Your employer can automatically deposit your contributions before the IRS can touch them, so a qualified plan can not only save you the effort but also save you a bundle on your tax bill. On top of that, the investments in the account will grow tax-deferred; you can sell investments and collect dividends without incurring capital gains taxes or dividend taxes. You'll pay taxes on the money you withdraw from this account after you've retired, but if you're in a lower income tax bracket when you retire, then you'll come out far ahead.
Investing beyond your employer-sponsored retirement account
If you have more cash available to invest after maxing out your 401(k)'s employer match, then consider going to a bank, credit union, or investment firm and opening a traditional or Roth IRA (individual retirement account). These are tax-deferred retirement accounts, meaning your investments won't be subject to capital-gains or dividends taxes. They also have other unique tax advantages that make them hard to pass up. You can learn more about IRAs here.
Once you have an account open, it's time to fund it. One great core investment for any stock portfolio is a broad index fund, which is a mutual fund or exchange-traded fund that seeks to mirror the performance of a stock market index by holding an identical proportion of the equities that make up the index. For example, the Vanguard S&P 500 ETF (NYSEMKT: VOO) tracks the performance of the S&P 500 index, which is a decent representation of the entire U.S. stock market. In other words, the Vanguard S&P 500 ETF gives you instant diversification.

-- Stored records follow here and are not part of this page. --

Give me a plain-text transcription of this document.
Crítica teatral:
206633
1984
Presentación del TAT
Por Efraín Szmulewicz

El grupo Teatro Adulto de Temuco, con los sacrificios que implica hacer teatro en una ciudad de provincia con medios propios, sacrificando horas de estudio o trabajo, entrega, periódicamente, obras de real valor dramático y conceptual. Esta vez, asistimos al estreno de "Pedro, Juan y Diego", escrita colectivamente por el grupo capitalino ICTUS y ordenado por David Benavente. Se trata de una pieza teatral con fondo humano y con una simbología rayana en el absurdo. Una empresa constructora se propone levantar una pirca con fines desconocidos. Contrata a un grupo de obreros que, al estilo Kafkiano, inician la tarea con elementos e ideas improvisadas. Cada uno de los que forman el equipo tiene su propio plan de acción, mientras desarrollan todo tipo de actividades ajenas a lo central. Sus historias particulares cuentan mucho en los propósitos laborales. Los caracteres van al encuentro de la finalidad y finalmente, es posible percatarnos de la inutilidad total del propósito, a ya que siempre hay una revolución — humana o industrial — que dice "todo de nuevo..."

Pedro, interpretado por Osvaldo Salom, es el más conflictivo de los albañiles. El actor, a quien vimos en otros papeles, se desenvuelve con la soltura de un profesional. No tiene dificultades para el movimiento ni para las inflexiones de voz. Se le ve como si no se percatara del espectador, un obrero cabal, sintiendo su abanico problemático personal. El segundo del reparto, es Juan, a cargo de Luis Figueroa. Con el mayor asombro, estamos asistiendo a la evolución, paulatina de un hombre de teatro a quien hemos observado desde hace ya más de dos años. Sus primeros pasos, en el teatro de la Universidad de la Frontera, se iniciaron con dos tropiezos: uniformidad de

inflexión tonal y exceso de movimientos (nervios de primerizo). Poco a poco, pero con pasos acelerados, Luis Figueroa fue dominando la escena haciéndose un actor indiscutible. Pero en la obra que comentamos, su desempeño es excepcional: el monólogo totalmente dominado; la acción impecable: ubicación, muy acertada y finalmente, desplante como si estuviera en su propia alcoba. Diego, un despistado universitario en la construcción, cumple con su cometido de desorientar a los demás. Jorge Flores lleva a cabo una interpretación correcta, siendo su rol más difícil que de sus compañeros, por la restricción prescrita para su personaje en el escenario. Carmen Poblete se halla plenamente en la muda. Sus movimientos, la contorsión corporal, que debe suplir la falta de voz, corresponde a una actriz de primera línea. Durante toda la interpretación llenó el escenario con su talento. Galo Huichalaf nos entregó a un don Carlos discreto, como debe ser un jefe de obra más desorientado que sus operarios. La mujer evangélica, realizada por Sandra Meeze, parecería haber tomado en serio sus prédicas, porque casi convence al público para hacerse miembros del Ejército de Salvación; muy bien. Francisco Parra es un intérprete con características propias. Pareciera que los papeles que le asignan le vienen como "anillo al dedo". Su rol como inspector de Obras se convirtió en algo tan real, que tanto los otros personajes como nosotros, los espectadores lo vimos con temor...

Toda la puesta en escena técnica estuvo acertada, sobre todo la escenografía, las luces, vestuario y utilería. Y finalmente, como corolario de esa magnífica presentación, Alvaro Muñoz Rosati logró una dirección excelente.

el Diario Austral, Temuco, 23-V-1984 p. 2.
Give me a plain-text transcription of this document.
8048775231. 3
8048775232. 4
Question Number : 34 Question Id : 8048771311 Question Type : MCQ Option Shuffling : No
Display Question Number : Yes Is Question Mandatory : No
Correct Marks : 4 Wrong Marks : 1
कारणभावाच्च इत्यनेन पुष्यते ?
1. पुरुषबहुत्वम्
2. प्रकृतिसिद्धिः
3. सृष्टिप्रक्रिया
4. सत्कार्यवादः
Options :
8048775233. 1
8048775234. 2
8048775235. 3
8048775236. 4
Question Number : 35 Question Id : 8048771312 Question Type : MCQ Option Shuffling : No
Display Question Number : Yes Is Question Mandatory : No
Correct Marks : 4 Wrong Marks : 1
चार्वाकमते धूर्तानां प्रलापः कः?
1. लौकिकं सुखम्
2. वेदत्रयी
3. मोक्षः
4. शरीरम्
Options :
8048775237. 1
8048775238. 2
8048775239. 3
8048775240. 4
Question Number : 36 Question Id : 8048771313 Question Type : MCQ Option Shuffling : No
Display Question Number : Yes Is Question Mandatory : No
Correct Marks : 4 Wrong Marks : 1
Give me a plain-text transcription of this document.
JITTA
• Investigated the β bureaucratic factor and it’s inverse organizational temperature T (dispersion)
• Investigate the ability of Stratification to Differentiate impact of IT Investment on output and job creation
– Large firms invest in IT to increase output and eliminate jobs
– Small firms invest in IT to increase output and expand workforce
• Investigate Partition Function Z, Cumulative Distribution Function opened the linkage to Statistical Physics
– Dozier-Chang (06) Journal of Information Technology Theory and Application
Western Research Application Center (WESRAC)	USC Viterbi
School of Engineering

Not only are they Index funds typically have lower management expenses and often don't charge commission or transaction fees.
Use automatic investing plans
Once you've purchased your index mutual funds, use your monthly direct deposit to automatically invest in each fund through an automatic investing plan (AIP). An AIP can invest into each fund on a recurring basis. Often, the minimum initial purchase requirement and the minimum monthly AIP are as small as $100.
As often as you change the batteries in your smoke and carbon dioxide detectors (this should be semi-annually), make sure your AIP is working as intended. Also keep tabs on the performance of your investments, and if they're not doing as well as expected, try to figure out why they underperformed and whether they're still a good fit for your portfolio.
Use dividend reinvestment plans (DRIPS)
Compound interest is a powerful force in investing. It's interest earning interest on itself, or a return on your return. One way to enhance the power of compound interest is to reinvest the dividends you receive from mutual funds and individual stocks.
When you receive a dividend, instead of pocketing that money, you can reinvest it in more shares. Then you'll have a bigger stake in the investment, which means you'll get a bigger dividend, which means you'll receive more money to reinvest in more shares, and so on. This is what's called a dividend reinvestment plan (DRIP). With a DRIP, your dividends can compound on themselves and greatly accelerate your capital gains.
If you purchase a stock or mutual find online, there will typically be an option on your purchase page to chose "dividend reinvestment." If you purchase a stock or a mutual fund via a live broker, they should ask you before they place your buy if you want dividend reinvestment. If they don't, ask them to please do so. If in either case you forget to choose dividend reinvestment at the point of purchase, your broker or brokerage can add this after the fact.
With these automated strategies to save and invest your money, you'll quickly and easily join the few who lead lives of unreserved cheer. As your investments grow, you'll know the feeling of financial freedom and security that today seems the stuff of transcendentalist legends.